Oggi, nel giorno della festa di due apostoli, la liturgia ci offre il brano di Vangelo che ricorda la loro chiamata. E Gesù, prima di designare gli apostoli, passa una notte in preghiera. Gesù per scegliere i suoi testimoni non ha fatto i “test attitudinali”, non ha neppure preteso di scegliere i più bravi, i più furbi, i più pii.., ha pregato. Ogni volta che penso alla mia vita, ai miei tradimenti, alle debolezze di carattere, ai buchi nell’intelligenza, alle mie incapacità, mi stupisco per il fatto che Dio mi abbia scelto per essere suo sacerdote, e ognuno di noi può stupirsi al pensiero di essere stato scelto come testimone del Vangelo. Eppure Gesù ha pregato per me, per ciascuno di noi. Lui sa che con la forza di Dio possiamo dargli testimonianza. Perché allora deluderlo? Se Lui si è fidato di me non posso fidarmi della sua preghiera per me?

 

 

SABATO 29 OTTOBRE 1994

“Gesù, vedendo come gli invitati sceglievano i primi posti, disse loro una parabola”. (Lc. 14,7)

La corsa al primo posto che Gesù osserva tra gli invitati ad una festa è la stessa che noi osserviamo in quasi tutti i campi della vita e se non siamo più che attenti, noi stessi scendiamo in lizza. Dal bambino che spinto dai genitori deve essere il primo della classe, al politico che pur di arrivare al ruolo di egemonia è disposto ad intrighi e congiure. E nei nostri posti di lavoro? Persino gli uomini di Chiesa non sono immuni da questo male. Gesù ci invita all’umiltà, parola che va poco di moda. Umile deriva dal latino ‘humus’ che vuoi dire terra. Umile è quindi chi sta rasente al suolo. Qualcosa che corrisponde esattamente alla nostra piccolezza e condizione di creature. Umile è chi, con sapienza e realismo, riconosce la distanza che lo separa dai suo Creatore. Per questo, umiltà è camminare nella verità.

 

 

DOMENICA 30 OTTOBRE 1994

“Amerai il Signore... e il prossimo tuo come te stesso”. (Mc. 12,31)

In molti programmi televisivi e sui giornali si parla dell’amore, cercando di sviscerarne (ciascuno secondo le proprie prospettive e soprattutto secondo i propri interessi) tutti gli aspetti e dando suggerimenti e consigli per ogni situazione.
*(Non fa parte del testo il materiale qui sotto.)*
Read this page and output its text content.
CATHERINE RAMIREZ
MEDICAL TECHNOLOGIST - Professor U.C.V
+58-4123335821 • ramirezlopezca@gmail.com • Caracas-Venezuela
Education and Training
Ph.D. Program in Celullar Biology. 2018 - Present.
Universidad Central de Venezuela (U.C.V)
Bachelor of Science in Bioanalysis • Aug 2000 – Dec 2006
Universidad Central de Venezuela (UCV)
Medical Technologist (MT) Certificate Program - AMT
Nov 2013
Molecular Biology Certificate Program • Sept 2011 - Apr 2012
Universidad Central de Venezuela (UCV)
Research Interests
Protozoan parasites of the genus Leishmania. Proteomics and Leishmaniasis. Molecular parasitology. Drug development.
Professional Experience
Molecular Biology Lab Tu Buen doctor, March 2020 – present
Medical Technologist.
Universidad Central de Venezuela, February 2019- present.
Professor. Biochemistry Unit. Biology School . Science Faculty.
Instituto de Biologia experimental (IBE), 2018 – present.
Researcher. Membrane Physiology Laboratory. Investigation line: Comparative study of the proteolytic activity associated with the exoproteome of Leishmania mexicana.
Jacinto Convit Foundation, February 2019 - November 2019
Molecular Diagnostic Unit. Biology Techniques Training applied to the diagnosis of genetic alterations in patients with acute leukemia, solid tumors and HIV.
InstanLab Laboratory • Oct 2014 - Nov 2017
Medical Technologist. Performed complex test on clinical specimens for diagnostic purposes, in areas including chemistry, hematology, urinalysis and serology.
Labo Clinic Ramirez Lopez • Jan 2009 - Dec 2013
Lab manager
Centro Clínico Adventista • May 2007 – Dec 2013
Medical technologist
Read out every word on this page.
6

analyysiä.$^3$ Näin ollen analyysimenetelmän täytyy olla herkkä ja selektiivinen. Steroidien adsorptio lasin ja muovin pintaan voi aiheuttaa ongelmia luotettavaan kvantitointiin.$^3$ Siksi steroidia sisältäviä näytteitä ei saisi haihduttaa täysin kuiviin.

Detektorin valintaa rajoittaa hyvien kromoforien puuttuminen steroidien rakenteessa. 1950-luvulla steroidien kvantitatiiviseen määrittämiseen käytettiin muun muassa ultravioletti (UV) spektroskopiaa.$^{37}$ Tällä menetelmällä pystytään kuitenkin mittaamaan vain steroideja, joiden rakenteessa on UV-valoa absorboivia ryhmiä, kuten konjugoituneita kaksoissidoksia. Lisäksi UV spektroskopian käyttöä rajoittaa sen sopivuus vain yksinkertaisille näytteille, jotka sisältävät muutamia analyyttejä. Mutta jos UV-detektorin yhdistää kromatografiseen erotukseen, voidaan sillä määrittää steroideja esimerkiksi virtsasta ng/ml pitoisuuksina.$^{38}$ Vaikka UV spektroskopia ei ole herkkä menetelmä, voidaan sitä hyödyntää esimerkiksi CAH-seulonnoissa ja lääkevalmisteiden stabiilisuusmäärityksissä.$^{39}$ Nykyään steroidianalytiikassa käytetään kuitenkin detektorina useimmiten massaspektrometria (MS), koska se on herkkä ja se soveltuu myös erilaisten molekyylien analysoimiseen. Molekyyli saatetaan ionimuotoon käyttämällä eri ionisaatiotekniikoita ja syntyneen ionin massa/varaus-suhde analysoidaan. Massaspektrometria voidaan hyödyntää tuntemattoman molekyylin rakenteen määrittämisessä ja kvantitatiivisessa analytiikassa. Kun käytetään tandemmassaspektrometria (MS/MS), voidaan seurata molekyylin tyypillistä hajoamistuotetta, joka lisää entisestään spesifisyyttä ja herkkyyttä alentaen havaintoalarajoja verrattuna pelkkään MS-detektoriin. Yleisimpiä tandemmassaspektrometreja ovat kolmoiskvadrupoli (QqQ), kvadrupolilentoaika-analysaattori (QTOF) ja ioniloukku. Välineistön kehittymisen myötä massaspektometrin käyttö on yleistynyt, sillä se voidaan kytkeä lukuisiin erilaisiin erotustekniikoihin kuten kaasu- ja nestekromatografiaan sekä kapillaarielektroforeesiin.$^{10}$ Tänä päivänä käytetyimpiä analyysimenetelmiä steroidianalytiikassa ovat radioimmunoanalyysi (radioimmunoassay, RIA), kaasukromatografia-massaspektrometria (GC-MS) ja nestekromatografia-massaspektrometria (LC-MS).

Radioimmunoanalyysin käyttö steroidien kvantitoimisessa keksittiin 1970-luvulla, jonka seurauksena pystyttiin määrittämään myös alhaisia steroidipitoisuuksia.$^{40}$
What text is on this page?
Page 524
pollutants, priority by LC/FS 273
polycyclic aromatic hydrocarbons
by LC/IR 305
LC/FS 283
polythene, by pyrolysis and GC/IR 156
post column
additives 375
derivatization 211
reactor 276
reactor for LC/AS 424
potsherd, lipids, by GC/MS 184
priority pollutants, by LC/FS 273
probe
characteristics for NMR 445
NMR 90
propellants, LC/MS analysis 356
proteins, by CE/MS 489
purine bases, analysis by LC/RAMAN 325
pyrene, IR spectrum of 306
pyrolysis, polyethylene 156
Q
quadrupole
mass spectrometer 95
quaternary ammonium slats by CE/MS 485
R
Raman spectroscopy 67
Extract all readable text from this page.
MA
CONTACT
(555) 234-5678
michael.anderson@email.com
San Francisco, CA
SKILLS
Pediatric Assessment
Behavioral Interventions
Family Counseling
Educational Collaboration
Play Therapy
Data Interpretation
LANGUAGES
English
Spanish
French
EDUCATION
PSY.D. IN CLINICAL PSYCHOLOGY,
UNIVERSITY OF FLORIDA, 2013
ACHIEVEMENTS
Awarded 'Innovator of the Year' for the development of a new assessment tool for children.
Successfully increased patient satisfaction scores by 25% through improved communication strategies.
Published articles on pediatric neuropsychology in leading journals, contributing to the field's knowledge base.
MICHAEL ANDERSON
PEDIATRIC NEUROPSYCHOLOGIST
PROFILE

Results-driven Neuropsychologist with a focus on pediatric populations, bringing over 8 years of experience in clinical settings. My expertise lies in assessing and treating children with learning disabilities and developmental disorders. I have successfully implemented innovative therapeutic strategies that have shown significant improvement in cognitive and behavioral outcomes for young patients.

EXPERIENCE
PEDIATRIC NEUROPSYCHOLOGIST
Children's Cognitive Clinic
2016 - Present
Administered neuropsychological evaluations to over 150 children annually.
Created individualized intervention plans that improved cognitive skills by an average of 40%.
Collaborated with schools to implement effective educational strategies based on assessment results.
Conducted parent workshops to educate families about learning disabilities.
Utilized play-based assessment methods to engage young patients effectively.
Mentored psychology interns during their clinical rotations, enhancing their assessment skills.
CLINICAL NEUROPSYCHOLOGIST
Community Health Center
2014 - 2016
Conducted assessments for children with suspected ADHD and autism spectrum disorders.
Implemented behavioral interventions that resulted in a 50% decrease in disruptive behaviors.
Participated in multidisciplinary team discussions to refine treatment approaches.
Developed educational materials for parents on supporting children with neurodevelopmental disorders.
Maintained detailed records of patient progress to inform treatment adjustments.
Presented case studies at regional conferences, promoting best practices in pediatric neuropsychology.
Il guaio più grosso in queste “chiacchiere” che si fa una gran confusione su questa parola: o la si confonde con l’aspetto fisico e la si riduce a qualcosa che si sente dentro, che ci rende felici, appagati, sicuri. Raramente si interpreta l’amore come un qualcosa che si fa per gli altri, per il nostro prossimo, anche quando ciò non ci procura una soddisfazione o un piacere immediati. L’appello biblico all’amore non è un appello rivolto principalmente ai sentimenti, ma alla volontà. La volontà, non sempre facile né automatica, di procurare il bene del nostro prossimo nello Stesso e identico modo in cui lo desideriamo per noi stessi.

 

 

LUNEDI’ 31 OTTOBRE 1994

“Non fate nulla per spirito di rivalità o per vanagloria”. (Fil. 2,3)

Le lotte, le rivalità, le invidie sono sempre brutte e dolorose, ma è ancora peggio quando sorgono rivalità tra credenti. Sembra impossibile in quanto è Gesù che ha salvato tutti, è Lui l’unità, “lavoriamo” per lo stesso Regno, eppure capita di vedere cristiani invidiosi l’uno dell’altro, parrocchie gelose vicendevolmente, gruppi ecclesiali che fanno la lotta tra di loro, cristiani che vogliono sopravanzare altri cristiani,  preti e vescovi che  combattono per il primo posto. Come possiamo testimoniare l’amore di Cristo se siamo divisi tra noi? Non dovremmo essere contenti, invece che gelosi, che Dio operi in qualche nostro fratello?